What kind of life is that?

I'm not quite sure how to put my thoughts into words, but I found it fascinating that the Crakers weren't trusted with scientific knowledge. Why that is would make for an interesting discussion in itself, but what piqued my interest was how the sentience of the Crakers demanded a reason for everything. In the absence of science, a deity (Crake) became the default explanation. Perhaps this is Jimmy's fault, making it an example of how even the best intentions are thwarted by the middleman (see i.e. theories that St. Paul twisted the message of Jesus), but I still found it fascinating how Atwood positioned the god factor in terms of the Crakers.

A lot of people I know who read this are fascinated by the crakers.In part, I think Snowman does it to annoy Crake. The other part, I think, is trying to explain to them things that we've known since childhood.
Think about it. When did you first learn what a car was? Or a television? Or an airplane? Or sickness?
Mostly, the crakers freak me out because I think of them as a visualization of the tree falling in the forest riddle. If they can't grow, learn, evolve, explore, and discover, then how are they different than a squirrel? At least a squirrel can evolve with a changing environment, it seems to be the crakers were intended not to (because the capacity to evolve with the environment leads to evolving mentally and socially?).

What comes to mind is "Don't get mad, get even."
I mentioned in a previous comment that Crake strikes me as a psychopath with a god complex. He seems to think it is his right, almost his duty, to pass judgement on the human race and deal with it as he sees fit. Through the whole book Crake coldly calculates the "problem" and quietly pursues a "solution". This is not a character for whom messy human emotions like fear, guilt, and regret play a significant role.
The fact that the BlyssPluss Pill (promising sex without consequence) is used to transmit the virus reminds me of how in horror movies the teenagers who sneak off to have sex are often (always?) the first to die.

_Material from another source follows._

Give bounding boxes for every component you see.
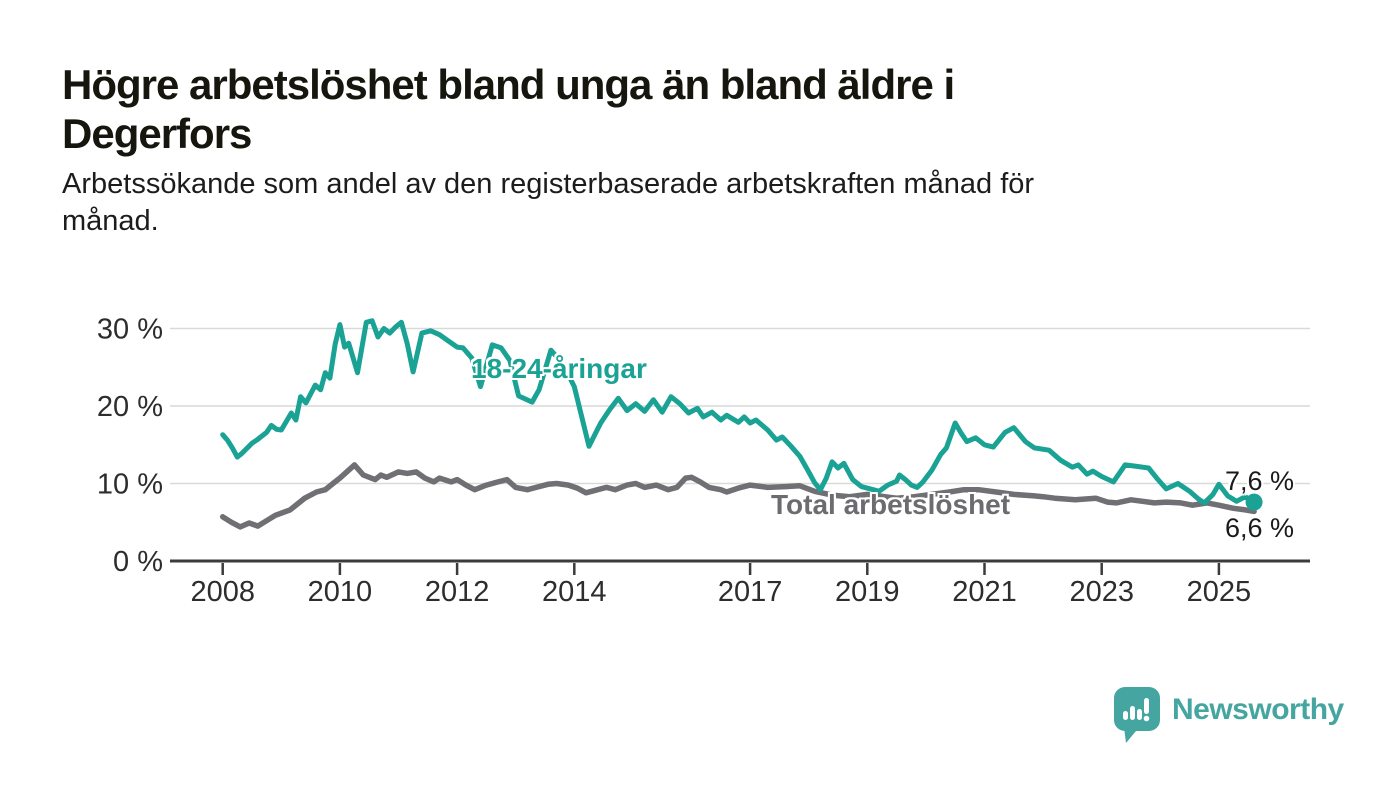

As if sexual interactions mean you have sinned somehow and deserve what you get.

I was curious about this in the previous thread...why this assumption that Crake has won the game? Crake is dead. There are still humans alive. Jimmy (the Roses side, I assume) is still alive...

Yes. What kind of life? And the elites in this novel (the scientists) are also not free by any means. They seem like prisoners.

Does the concept of freedom exist in a world like this? Does Plebeland offer more opportunities?

Does the concept of freedom exist in a world like this? Does Plebeland offer more opportunities?"
Pretty much anywhere in this world is terrible. The pleeblands are dangerous (wait til book 2), and the compounds are basically Stepford.
Angelina wrote: "Sophia wrote: "What do you think motivates Crake in the work he does? Why does he contaminate the BlyssPluss Pill?"
What comes to mind is "Don't get mad, get even."
I mentioned in a previous comm..."
TVTropes put forth something I went back and read a second time to check out. Go back and read the chapter where they graduate now that you know what blyssplus does. Crake's mother died of a horrible, unknown disease, and his stepfather was SERIOUSLY TERRIFIED of him by that point. The trope mentioned is "Self-Made Orphan."

Yes, I pretty much suspected Crake when I read it the first time. Nothing quite as scary as an extremist.

I wouldn't call him an extremist. Really, the only way I can some up this world and everything in it is "world of hipsters and yuppies."